Agréez, je vous prie, Monsieur, d’expression respectueuse de mes sentiments de haute considération.
C. Héger 171
В этом письме так же много правды, как и доброты. А поскольку всем было очевидно, что второй год обучения окажется куда более полезным, чем первый, то в пасторском доме без долгих размышлений приняли решение, что Шарлотта возвращается в Брюссель.
Тем временем все семейство радостно встретило Рождество. Брэнвелл на этот раз оказался вместе со всеми, что тоже всех радовало: каковы бы ни были его заблуждения и даже грехи, сестры по-прежнему видели в нем надежду семьи и верили, что когда-нибудь начнут гордиться братом. Они словно специально не желали замечать всей глубины его падения, о которой им постоянно говорили другие, и убеждали самих себя, что подобные заблуждения свойственны всем людям, независимо от их силы или характера, ибо, пока их не научит горький опыт, они будут вечно путать сильные страсти с сильным характером.
Шарлотта приняла погостить подругу, потом сделала ответный визит. Брюссельская жизнь уже казалась сном: за короткое время мисс Бронте успела полностью вернуться к старым привычкам. Правда, теперь у нее было больше свободы, чем при жизни тетушки. Хотя стояла зима, сестры предпринимали свои обычные прогулки по покрытым снегом вересковым пустошам или же совершали долгую прогулку до Китли – посмотреть, какие новые книги появились в местной библиотеке за время их отсутствия.
В конце января Шарлотте следовало собираться в Брюссель. Переезд не обошелся без неприятностей. Ей пришлось ехать одной, и поезд из Лидса в Лондон, который должен был прийти на Юстон-сквер рано утром, опоздал так, что не добрался туда и к десяти вечера. Шарлотта хотела отыскать «Чаптер кофе-хауз», в котором она уже останавливалась раньше и который находился недалеко от пристани. Однако она, похоже, побоялась появиться там в столь позднее и неподобающее, по йоркширским понятиям, время. Поэтому мисс Бронте взяла кэб и прямо с вокзала направилась на причал у Лондонского моста, где попросила лодочника отвезти ее на остендский почтовый пароход, который отправлялся в рейс на следующее утро. Она описывала мне (почти теми же словами, как это описано в «Городке») свое чувство одиночества и в то же время странное удовольствие, испытанное ею, когда она холодной зимней ночью мчалась через темную реку к темнеющему вдали кораблю. Ее не хотели пускать на борт. «Пассажирам запрещено ночевать на судне», – без церемоний объявил ей матрос. Шарлотта поглядела назад, в ту сторону, где горели огни и приглушенно шумел Лондон – это «мощное сердце», в котором для нее не было места, – и, стоя в качающейся лодке, попросила позвать кого-нибудь из начальства. Начальник явился, и мисс Бронте в простых и спокойных словах выразила ему свою просьбу, а также причины, по которым ей приходилось к нему обращаться. Матрос, не пускавший Шарлотту на борт, фыркал, выражая недоверие ее словам, однако начальник велел ему уняться и, тронутый рассказом, любезно разрешил ей подняться на борт и занять свое место в каюте. Наутро они отплыли, и в семь часов вечера в воскресенье Шарлотта снова переступила порог дома на улице Изабеллы, а ведь она покинула Хауорт только утром в пятницу.

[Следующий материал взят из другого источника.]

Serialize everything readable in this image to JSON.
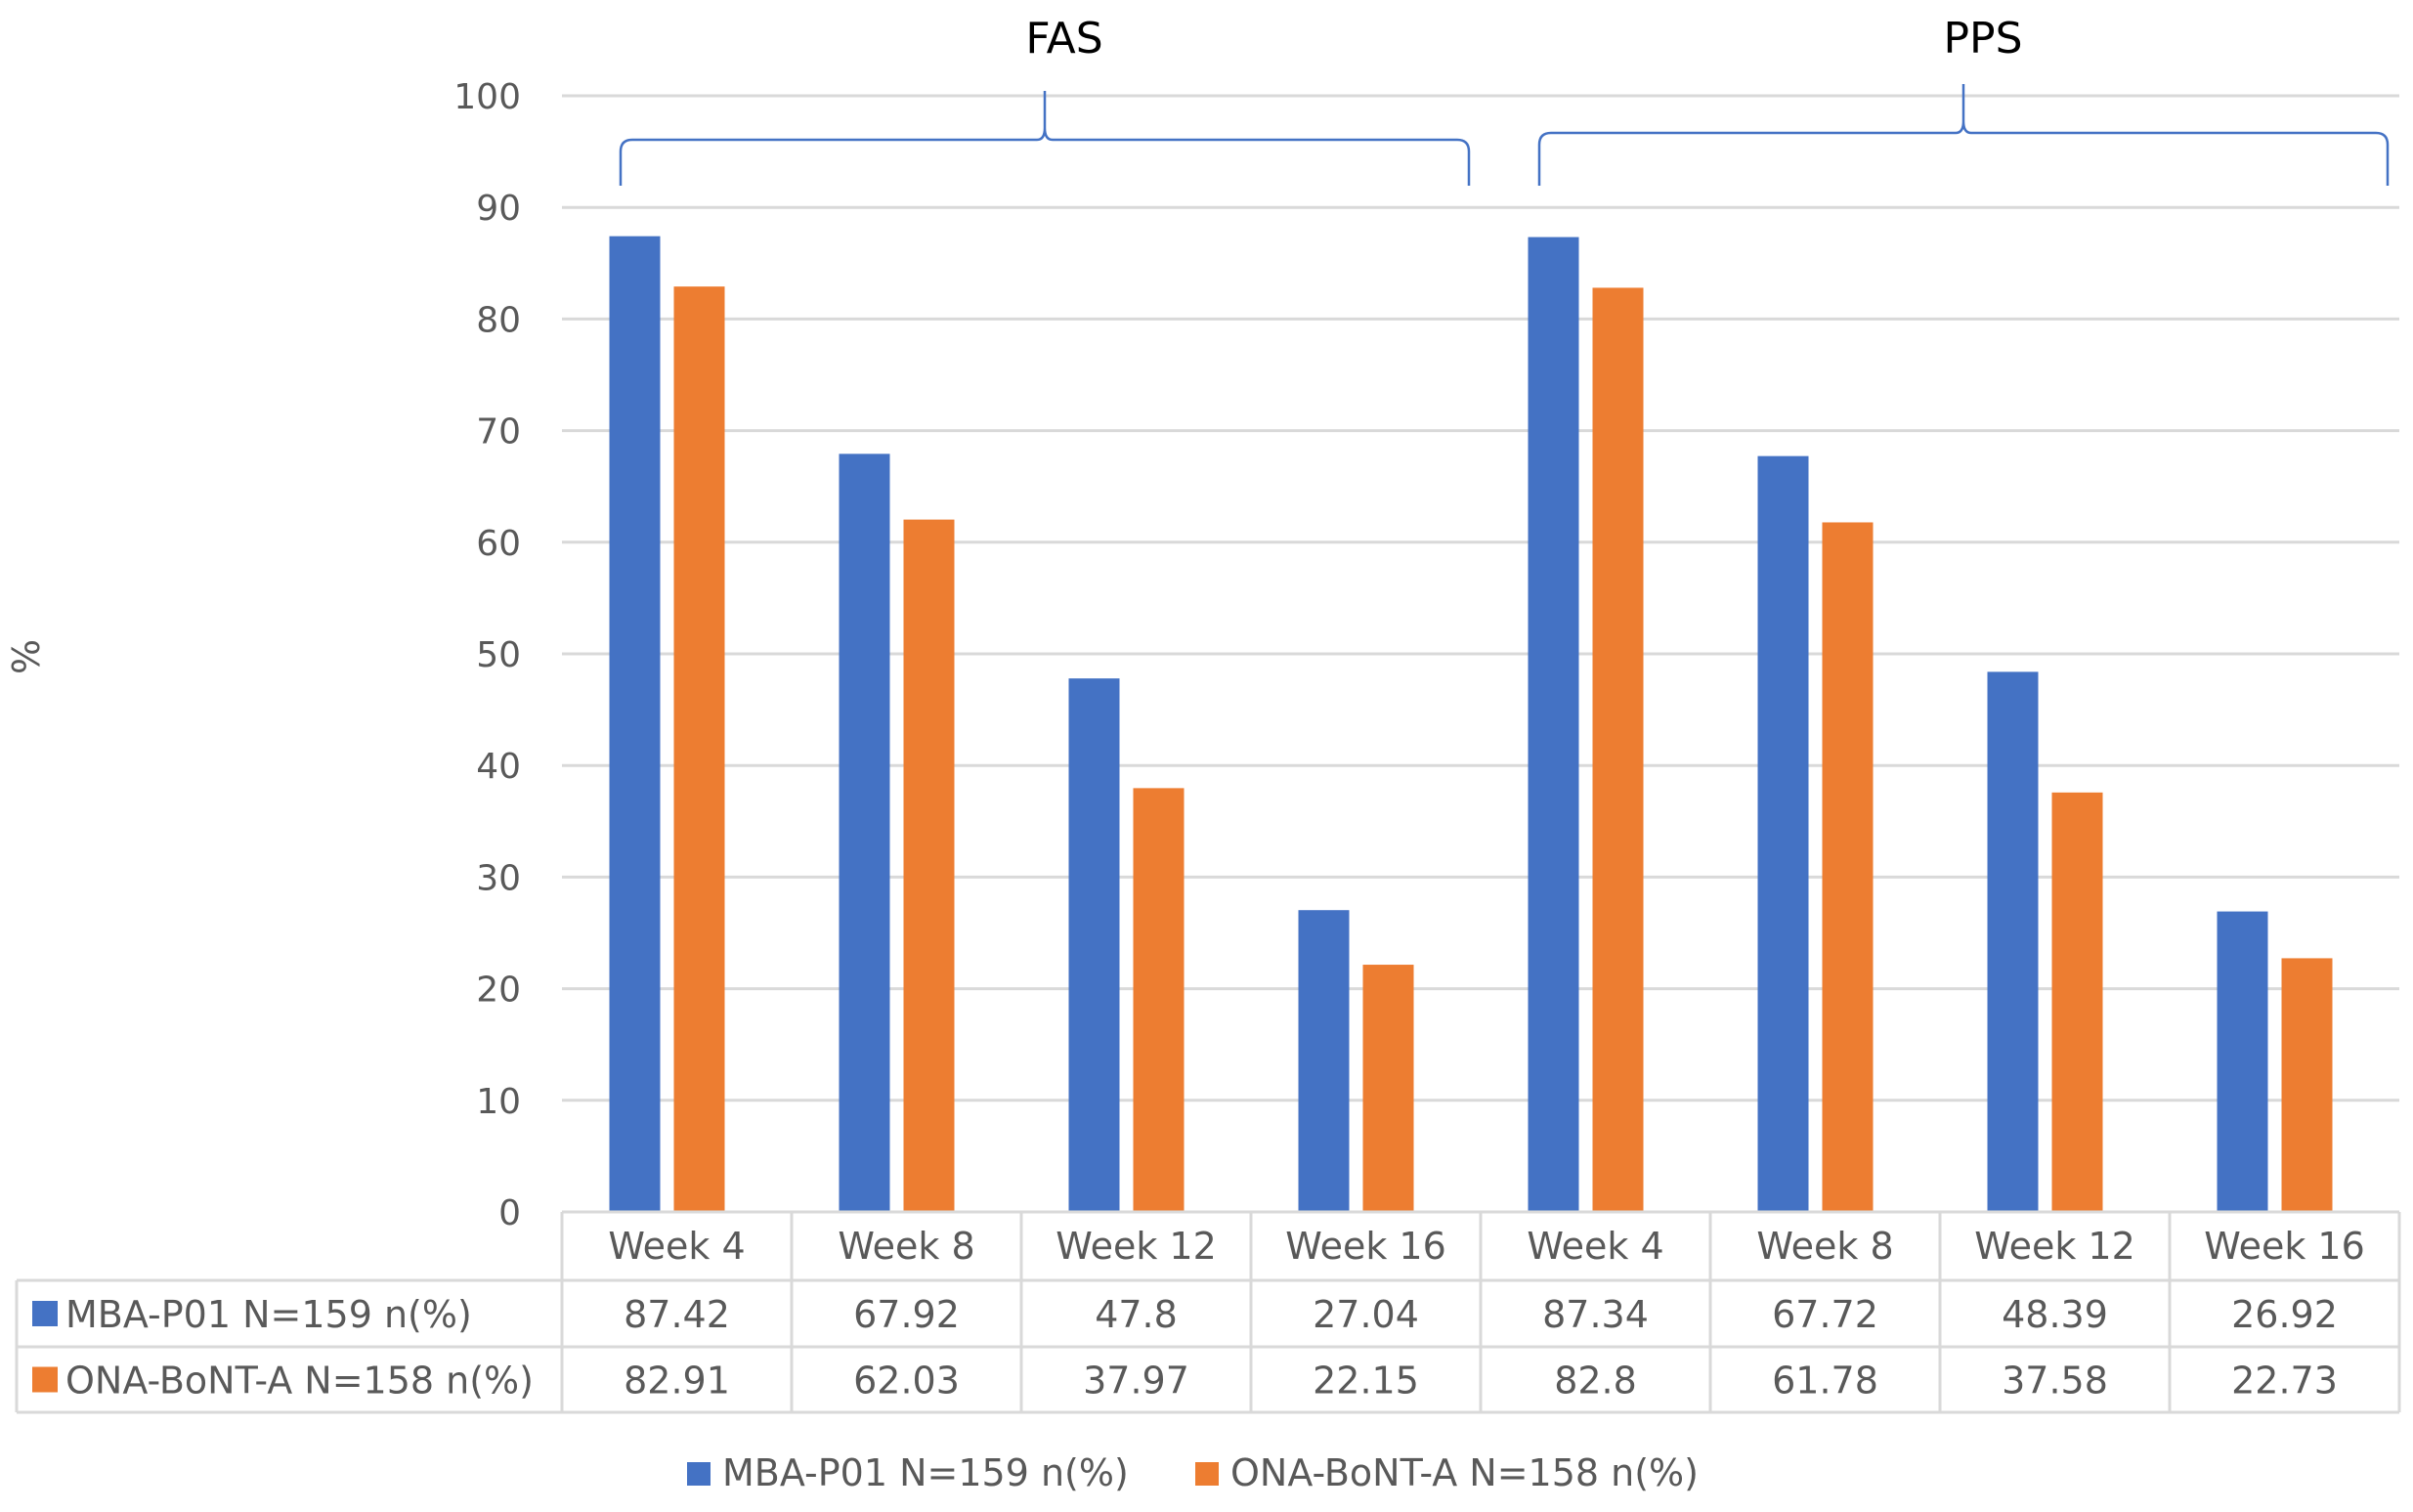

Ее жалованье составляло шестнадцать фунтов в год, и из него она должна была платить за уроки немецкого – с нее брали столько же, сколько они платили вдвоем с Эмили, когда делили расходы, а именно десять франков в месяц. По собственной инициативе мисс Бронте давала уроки английского в классной комнате, одна, без наблюдения со стороны мадам или мсье Эже. Они предложили присутствовать, чтобы поддерживать дисциплину в классе, состоявшем из непослушных бельгийских девочек, однако Шарлотта отказалась от этого: она лучше будет делать это самостоятельно, на свой манер, и тогда послушание не будет результатом присутствия «жандарма». Ей отвели новую классную комнату, построенную на том месте, где раньше была площадка для игр рядом с домом. В этом «первом классе» она была surveillante 172, и поэтому ее звали здесь «мадмуазель Шарлотта» – таков был приказ мсье Эже. Сама же она продолжала учиться в основном немецкому и литературе. Каждое утро Шарлотта в одиночестве направлялась в немецкую или английскую церковь. Прогулки она совершала тоже одна; по преимуществу она прогуливалась в allée défendue 173, где ее никто не мог побеспокоить. Это одиночество было истинной драгоценностью при ее темпераменте, постоянных болезнях и приступах тоски.